Ignacio Dueñas García de Polavieja

humanidade vai se extinguir através de um processo linear de robotização, devido à hipertrofia acrítica do uso da tecnologia. E ninguém parece adverti-la ou estar preocupado com isso. Mas não é preciso que se extinga para valer a pena tal extinção, se aceitamos o sistema absolutamente totalitário que, por cegueira, apatia ou ignorância, permitimos que se instale, nos dirija e nos hipervigie, para o lucro de uma imensa minoria, não tendo muito que invejar ao nazismo ou ao estalinismo, após uma rápida reflexão.

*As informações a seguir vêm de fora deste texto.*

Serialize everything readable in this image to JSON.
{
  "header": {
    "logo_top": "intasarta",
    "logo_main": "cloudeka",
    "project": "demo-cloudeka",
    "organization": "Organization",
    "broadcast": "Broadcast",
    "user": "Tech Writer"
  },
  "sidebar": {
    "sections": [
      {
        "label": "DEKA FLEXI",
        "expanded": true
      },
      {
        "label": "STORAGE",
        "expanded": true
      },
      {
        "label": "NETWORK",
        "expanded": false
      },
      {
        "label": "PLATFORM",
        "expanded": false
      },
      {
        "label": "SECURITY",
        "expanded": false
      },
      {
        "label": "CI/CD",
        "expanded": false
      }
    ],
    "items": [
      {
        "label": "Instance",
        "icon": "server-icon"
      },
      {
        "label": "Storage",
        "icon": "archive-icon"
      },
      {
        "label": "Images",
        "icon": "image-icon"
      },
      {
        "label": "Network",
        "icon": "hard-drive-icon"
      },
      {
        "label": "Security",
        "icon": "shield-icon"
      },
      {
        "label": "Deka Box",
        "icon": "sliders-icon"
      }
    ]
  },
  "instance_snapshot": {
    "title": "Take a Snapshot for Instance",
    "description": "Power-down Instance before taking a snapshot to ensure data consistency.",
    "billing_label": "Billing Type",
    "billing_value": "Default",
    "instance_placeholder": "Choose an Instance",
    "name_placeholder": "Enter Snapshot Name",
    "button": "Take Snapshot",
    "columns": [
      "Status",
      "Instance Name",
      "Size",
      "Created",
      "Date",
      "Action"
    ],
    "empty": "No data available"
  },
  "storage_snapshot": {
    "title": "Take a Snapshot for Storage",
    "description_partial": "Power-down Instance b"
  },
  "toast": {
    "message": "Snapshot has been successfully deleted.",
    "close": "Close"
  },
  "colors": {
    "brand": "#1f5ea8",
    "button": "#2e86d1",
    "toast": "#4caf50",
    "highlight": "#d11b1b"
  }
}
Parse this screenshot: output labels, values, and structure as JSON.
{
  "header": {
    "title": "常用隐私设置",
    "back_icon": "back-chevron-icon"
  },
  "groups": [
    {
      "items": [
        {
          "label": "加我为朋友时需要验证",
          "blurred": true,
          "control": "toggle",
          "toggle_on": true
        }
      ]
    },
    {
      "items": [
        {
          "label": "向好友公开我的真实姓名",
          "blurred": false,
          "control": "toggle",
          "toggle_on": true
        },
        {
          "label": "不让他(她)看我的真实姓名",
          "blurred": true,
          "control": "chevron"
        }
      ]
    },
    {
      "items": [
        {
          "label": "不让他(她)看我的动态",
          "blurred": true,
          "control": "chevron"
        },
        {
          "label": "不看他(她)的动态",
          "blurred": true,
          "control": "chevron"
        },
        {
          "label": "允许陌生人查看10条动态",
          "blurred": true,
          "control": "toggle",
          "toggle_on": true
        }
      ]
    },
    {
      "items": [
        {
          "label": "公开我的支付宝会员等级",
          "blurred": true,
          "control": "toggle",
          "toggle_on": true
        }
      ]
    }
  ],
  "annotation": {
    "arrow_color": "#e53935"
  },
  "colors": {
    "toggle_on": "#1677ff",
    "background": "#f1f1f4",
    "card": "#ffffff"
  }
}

Desta maneira, o presente tecnocapitalismo se baseia no hipercontrole de nossos movimentos digitais e na cessão de nossos dados na rede. Como sustenta Jordi Pigem em seu livro Pandemia e pós-verdade. A vida, a consciência e a Quarta Revolução Industrial” (Pandemia y posverdad. La vida, la conciencia y la Cuarta Revolución Industrial), o rastro digital dos usuários da rede (que tende a ser toda a humanidade), é acumulado pela “National Security Agency”, pertencente ao governo dos Estados Unidos, que o guarda em um centro de armazenamento do deserto de Utah, dotado de bilhões de bytes por pessoa viva. Isto nos converte à humanidade mais dirigida e controlada da história, e aos EUA, no estado mais espião do planeta, superando a Alemanha de Hitler, a URSS de Stalin ou a China de Mao. Como sustenta Jordi Pigem:
“Tudo o que teclamos e dizemos diretamente através dos meios digitais (…) pode ser rastreado e armazenado (…). A extração e venda do nosso rastro digital deu lugar às maiores concentrações jamais vistas de dinheiro e de poder”.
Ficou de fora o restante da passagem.